An outing! Slumdog Millionaire

On a day when Canberra sweltered in 38C temperatures, looking for somewhere air-conditioned became a priority! My house is like a sauna, and the current heatwave has just about sent me off my trolley.

So - after a ride in Anna's air-conditioned car, and lunch with Anna and Glynis in the air-conditioned Cafe Macchiato, we braved the heat to walk (or in my case, hop) to a lovely air-conditioned bookshop in Garema Place.

The Multicultural Festival is in full swing. I haven't seen Civic so crowded for a long time (I only go there to work!) There was a whole bunch of crazy people milling about in the heat, listening to ethnic music, watching ethnic dance, eating ethnic food from dozens of stalls set up in Garema Place - ugh, the crowds! The noise! The colour! The absolute swelter! The light was so bright and sharp it intensified the heat if that's possible.

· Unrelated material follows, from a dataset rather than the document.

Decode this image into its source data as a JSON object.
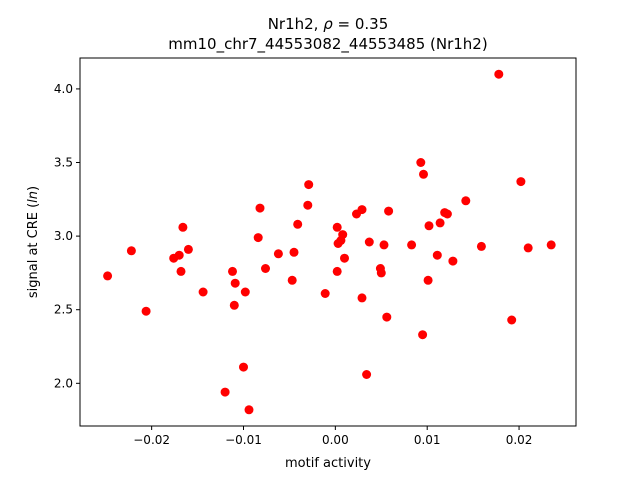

I had to escape! Crowds make me feel a bit claustrophobic.

Off to the cafe in air-conditioned Borders, where there was standing room only. No escaping those crowds... The Ancient Submariner met me there and we took ourselves off, via an iced-chocolate in the Canberra Centre, to the air-conditioned (and crowded) Dendy. Where the heck did all these people come from? Where do they hide during the week? I've never seen them in town before...

Anyway - in air-conditioned comfort, we spent a couple of hours watching even more heat, crowds, crush and swelter - but what a treat it was!

Slumdog Millionaire is fabulous: colourful, noisy and filled with contrasts, it's an optimistic fairytale set against an uncompromising backdrop of the reality of poverty and deprivation in modern India, existing (as it does) side by side with formidable wealth.

A friend who spent some time living in Bangalore told me how difficult it was to live in their comfortable foreigners' compound, in a flash house with servants, when a view of the most incredible poverty and filth just outside the compound's perimeter could be had from their window.

I must admit Slumdog Millionaire gave me no desire to visit India. I really enjoy novels by Indian writers - the multicoloured tapestries they weave - the stories leading to stories leading to more stories; the word pictures of the crush and hubbub - the colour, the noise... One of the most evocative bits of scene-setting I have ever read is the opening of The God of Small Things - and Slumdog Millionaire brought together all those elements - wild exuberance, colour and optimism existing cheek by jowl with poverty, decay and corruption - in a very watchable and engaging story.

In air-conditioned comfort - I prefer my swelter on the big screen.